The crown shyness is a phenomenon observed in specific tree species, in which a canopy with channel-like-gaps is shaped after the crowns of fully stocked trees do not touch each other. The crown shyness is usually used by environmentalists to prove a kind of tree's consciousness. If you use crown shyness as a metaphorical gap between the film-maker and one's audience, you can understand why the engagement with the documentary can be initiated but not be fully satisfied with resonance.

The "ground under repair" is the most illuminating visualization and generally conceptualization through whose inspection the audience can grasp how we, humans, change our environment to fit it into aesthetic boundaries(Bourdieu 1984).

It is not only the filming or the editing that crystallize the conceptualization of the film-maker about the multiplicity of the possible films to be produced, but the perception of the film by wider audiences which can interact and contribute to the film itself and thus to the film-ethnographer(Banks and Zeitlyn 2015: 25). The social scientists are not exclusively extraordinary spectators due to their social interpretation of the world around them. On their hand their audiences are called to resonate with an issue which does not necessarily concern their habits or their reality(Wikan 1992).

Even though I enjoy equally extraordinary documentaries  about environmental issues such as An Inconvenient truth(2006) in which Al Gore, an American ex-leading politician is rallying on global basis for less dependence on fossil fuels and the respect of international environmental protocols or the Windfall(2010) which follows the locally negotiated issue of the establishment of wind farms in Rural Meredith, New York, I had to deal with different audiences. The first watchers were of course my editing colleagues, but the targeted audience for me are the incoming students of any academic interest, and ultimately the estates' management of the University of Kent. The former are called by the film to engage with the environment around them and question the archetypal stereotypes on nature, while the latter are called to put into public discussion and if possible reconsider their plans of modifications on campus's forestry. The most of my colleagues wondered why they had not observed this situation which had started much before unraveling on common view. They also complained that they did not capture the central message of the "documentary". Adriana asked me "So is the coppicing positive or negative for the forest itself?",  "What you want from your audience, to become distressed? If this is what you want you have it".

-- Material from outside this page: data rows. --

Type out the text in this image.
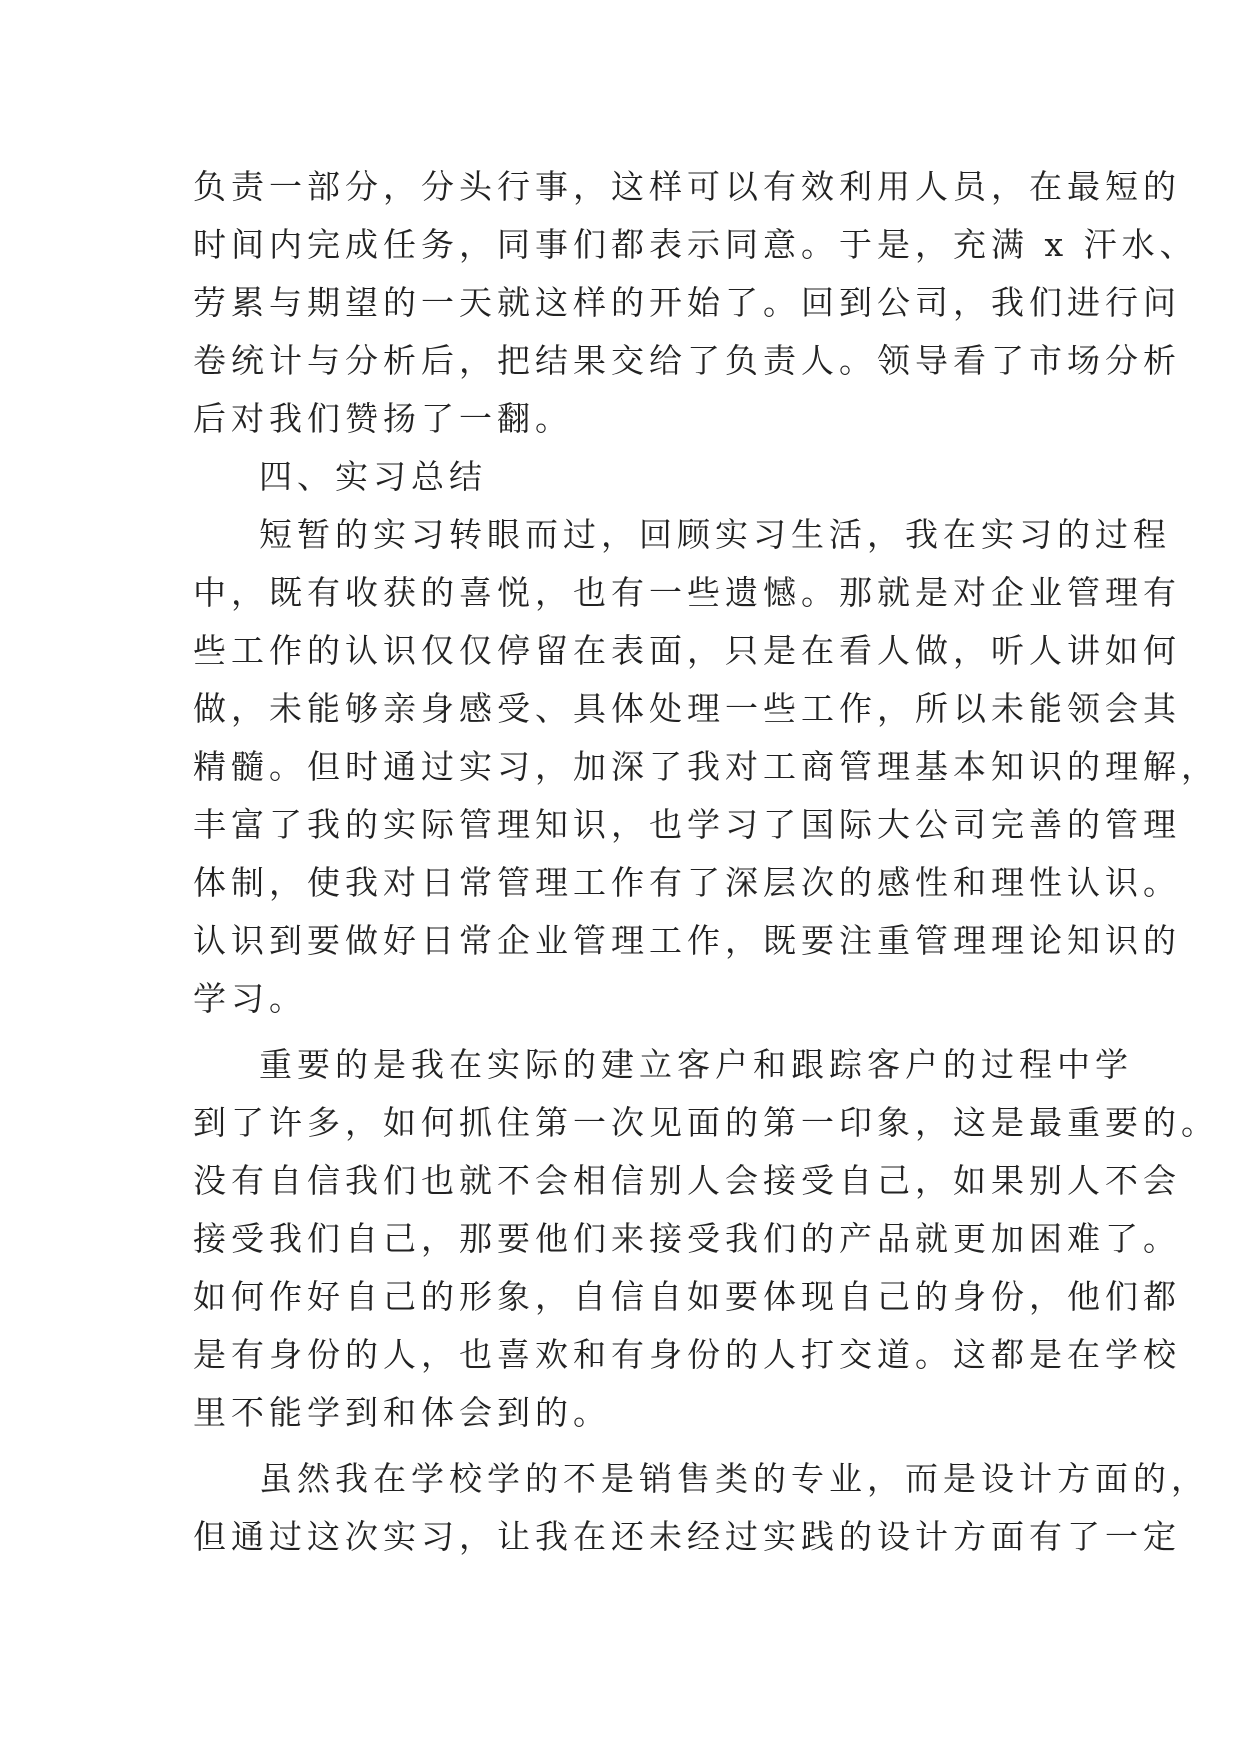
负责一部分，分头行事，这样可以有效利用人员，在最短的
时间内完成任务，同事们都表示同意。于是，充满 x 汗水、
劳累与期望的一天就这样的开始了。回到公司，我们进行问
卷统计与分析后，把结果交给了负责人。领导看了市场分析
后对我们赞扬了一翻。
四、实习总结
短暂的实习转眼而过，回顾实习生活，我在实习的过程
中，既有收获的喜悦，也有一些遗憾。那就是对企业管理有
些工作的认识仅仅停留在表面，只是在看人做，听人讲如何
做，未能够亲身感受、具体处理一些工作，所以未能领会其
精髓。但时通过实习，加深了我对工商管理基本知识的理解，
丰富了我的实际管理知识，也学习了国际大公司完善的管理
体制，使我对日常管理工作有了深层次的感性和理性认识。
认识到要做好日常企业管理工作，既要注重管理理论知识的
学习。
重要的是我在实际的建立客户和跟踪客户的过程中学
到了许多，如何抓住第一次见面的第一印象，这是最重要的。
没有自信我们也就不会相信别人会接受自己，如果别人不会
接受我们自己，那要他们来接受我们的产品就更加困难了。
如何作好自己的形象，自信自如要体现自己的身份，他们都
是有身份的人，也喜欢和有身份的人打交道。这都是在学校
里不能学到和体会到的。
虽然我在学校学的不是销售类的专业，而是设计方面的，
但通过这次实习，让我在还未经过实践的设计方面有了一定
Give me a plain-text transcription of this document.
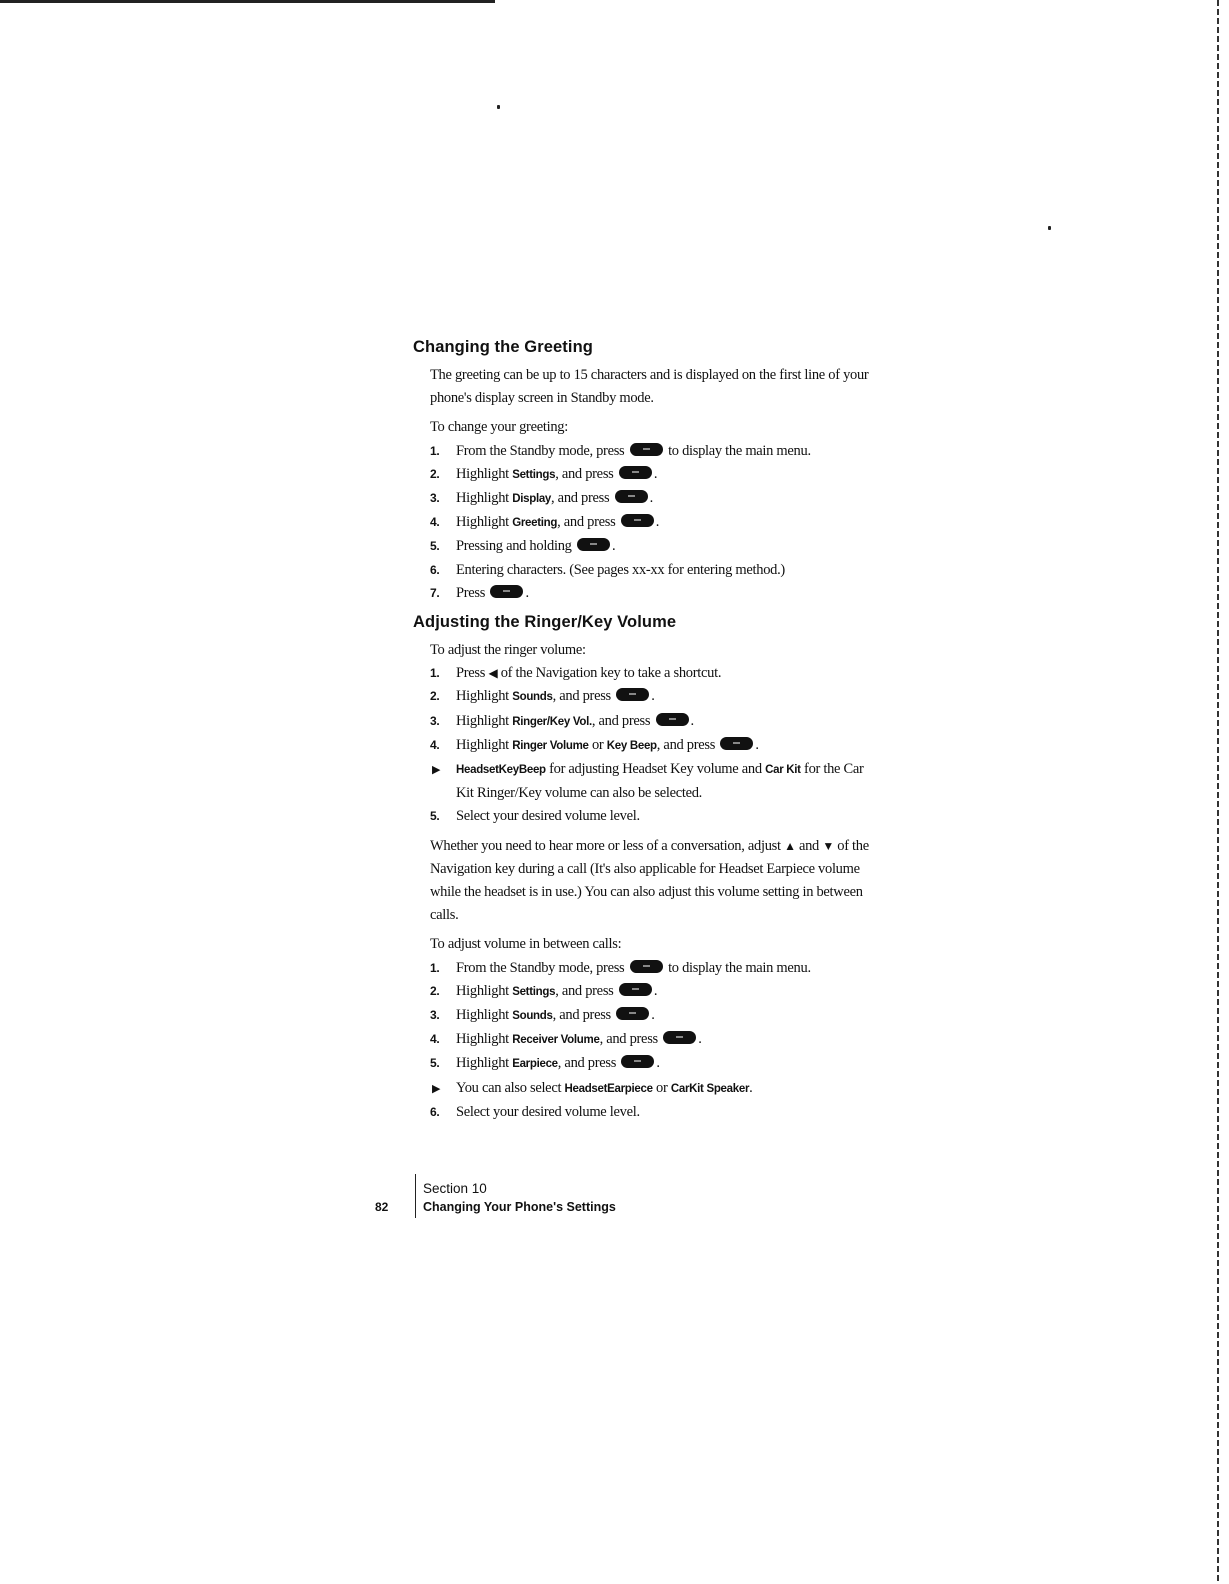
Changing the Greeting

The greeting can be up to 15 characters and is displayed on the first line of your phone's display screen in Standby mode.

To change your greeting:

1. From the Standby mode, press	to display the main menu.
2. Highlight Settings, and press	.
3. Highlight Display, and press	.
4. Highlight Greeting, and press	.
5. Pressing and holding	.
6. Entering characters. (See pages xx-xx for entering method.)
7. Press	.
Adjusting the Ringer/Key Volume

To adjust the ringer volume:

1. Press ◀ of the Navigation key to take a shortcut.
2. Highlight Sounds, and press	.
3. Highlight Ringer/Key Vol., and press	.
4. Highlight Ringer Volume or Key Beep, and press	.
▶ HeadsetKeyBeep for adjusting Headset Key volume and Car Kit for the Car Kit Ringer/Key volume can also be selected.
5. Select your desired volume level.

Whether you need to hear more or less of a conversation, adjust ▲ and ▼ of the Navigation key during a call (It's also applicable for Headset Earpiece volume while the headset is in use.) You can also adjust this volume setting in between calls.

To adjust volume in between calls:

1. From the Standby mode, press	to display the main menu.
2. Highlight Settings, and press	.
3. Highlight Sounds, and press	.
4. Highlight Receiver Volume, and press	.
5. Highlight Earpiece, and press	.
▶ You can also select HeadsetEarpiece or CarKit Speaker.
6. Select your desired volume level.
82
Section 10
Changing Your Phone's Settings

What I will be incapable of forgetting is the encounter I had with my own and others' illusions of a "de-dehumancentric" future relationship of the University's community with the Tyler Hill Forest(Kohn 2013). What I keep as precious remembrance is the track I followed along so diversely sensitized friends and colleagues of the Billhook Nook Project about the forest issues and how people perceive "nature", if it really exists as essential existence or it vainly represents an objectified space(Morton 2007). What I want to escape from is the anxiety or fear of whether I used the forest to arouse a pretending or an arbitrary problematized outlook on "ecological" issues(Descola 2013). What I will feel definitely nostalgia of is the freedom I enjoyed while being in the forest, as the latter is a first-class opportunity for an amateur film-maker like me to explore creative ways of capturing sensationally arousing footage of irregular surfaces, conditions and other beings, as well as encounter diverse "ways of telling" only through a small lens(Berger and Mohr 1982: 60-73).

 

To possible critics and even supporters of the film, as an artistic, scientific or ecologically minded product, I would like to remind that what the film-maker produces means something vital first to himself and through this signification, the visual project may or may not receive attention or/and promote relevant or irrelevant projects, indeed through collaboration and inter-sensitivity(Ferrarini 2017). Thus, what I expect from the film to signify, my worry about the powerful relationship between humans and forests, in benefit of the former, will be signified to you, only if my personal signification fertilizes a worry or distress on your side about how we treat nature as institutions and individuals. However, the opportunistic resonance is necessary, but not sufficient to trigger future relevant projects. For example, the Billhook Nook project was attended by a average number of ten to fifteen students on the best days. There were many students who attended once and never appeared again. A film, especially a marginal one as the Forest alone is and could be perceived as a project which is in great need of dedication and constantly changing interpretation(Banks and Zeitlyn 2015).